I have a large collection of Jewish cookbooks. None of them call for frying the matzah and making scrambled eggs mixed in. The idea is to treat it like French toast and let the egg soak into the matzah. Season before mixing everything.
We do it slightly differently. Break up the matzoh, blanche with hot water to soften, then mix with beaten egg, a little milk, salt, pepper, powdered onion if you like. Then scramble to the desired degree of dryness. Guess you could also sautee some onion as well. Should be good! The egg soaks into the matzoh this way.
Like all ethnic cooking, everyone has their own recipe!
This recipe is perfectly fine especially since it requires no soaking of any kind. It's a run and gun Brei.

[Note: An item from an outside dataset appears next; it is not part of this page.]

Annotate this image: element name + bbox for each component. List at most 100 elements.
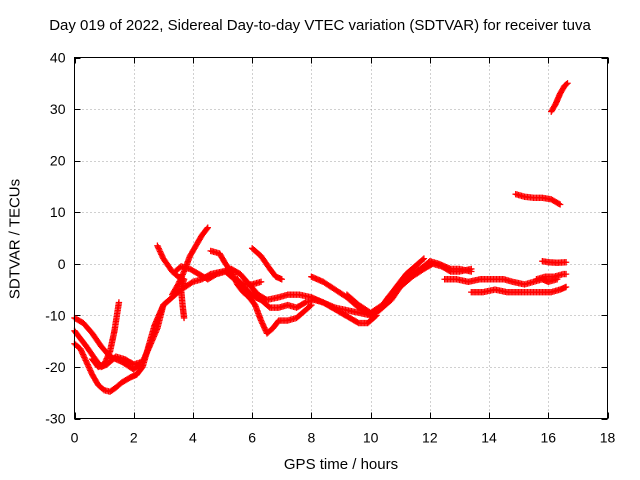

What an excellent comment section! I’m Jewish but matzo brei is a food I did not grow up with and now that I can’t eat gluten, it’s up to me if I want to experience it as I can’t order it out in the wild (Canters deli here in LA makes a good one, I’m told.) I read the recipe and MANY comments and opted for the following: soaked in milk just for 10 mins, then soaked in egg another 10, then fried it all with plenty of salt, adding one more fresh piece of matzo at the end. DIVINE!!! Thanks everyone!!!
FWIW, both The Complete American-Jewish Cookbook (London & Bishov, 1952) and The Jewish Cookbook (Koenig, 2019) include soaking matzo in water before cooking. I think Melissa Clark is in good company here.